Polyus programs to generate 2.8 million troy ounces of gold in 2020 and sees capital expenditure of between $700 million and $750 million this calendar year.
The new Mill 5 will deliver 390,000 ounces of gold a year following its launch in 2025. Located close to Polyus’ flagship Olimpiada mine, Blagodatnoye is the firm’s 2nd premier mine and the new mill will pretty much double Blagodatnoye’s whole output.
A feasibility study for the new facility had been predicted this summer time, but the COVID-19 pandemic delayed it until eventually now.
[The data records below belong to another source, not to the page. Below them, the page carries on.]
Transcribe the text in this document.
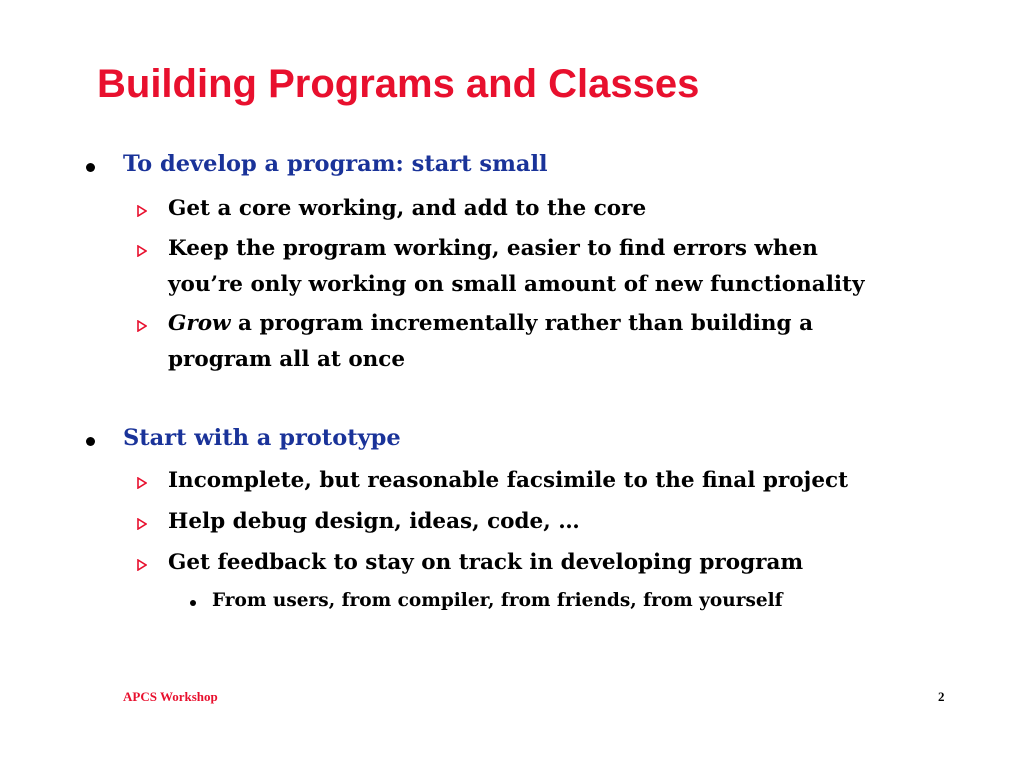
Building Programs and Classes
To develop a program: start small
Get a core working, and add to the core
Keep the program working, easier to find errors when
you’re only working on small amount of new functionality
Grow a program incrementally rather than building a
program all at once
Start with a prototype
Incomplete, but reasonable facsimile to the final project
Help debug design, ideas, code, …
Get feedback to stay on track in developing program
From users, from compiler, from friends, from yourself
APCS Workshop	2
The delay means Polyus has been able to let for further coronavirus-related pitfalls in the project’s timeline. The launch day now usually takes into account probable delays in supply of machines and travel limits for personnel, Stiskin said.
The CFO included that the company at this time has a massive gold useful resource portfolio, but it could look at purchasing gold exploration licences more than the more time phrase.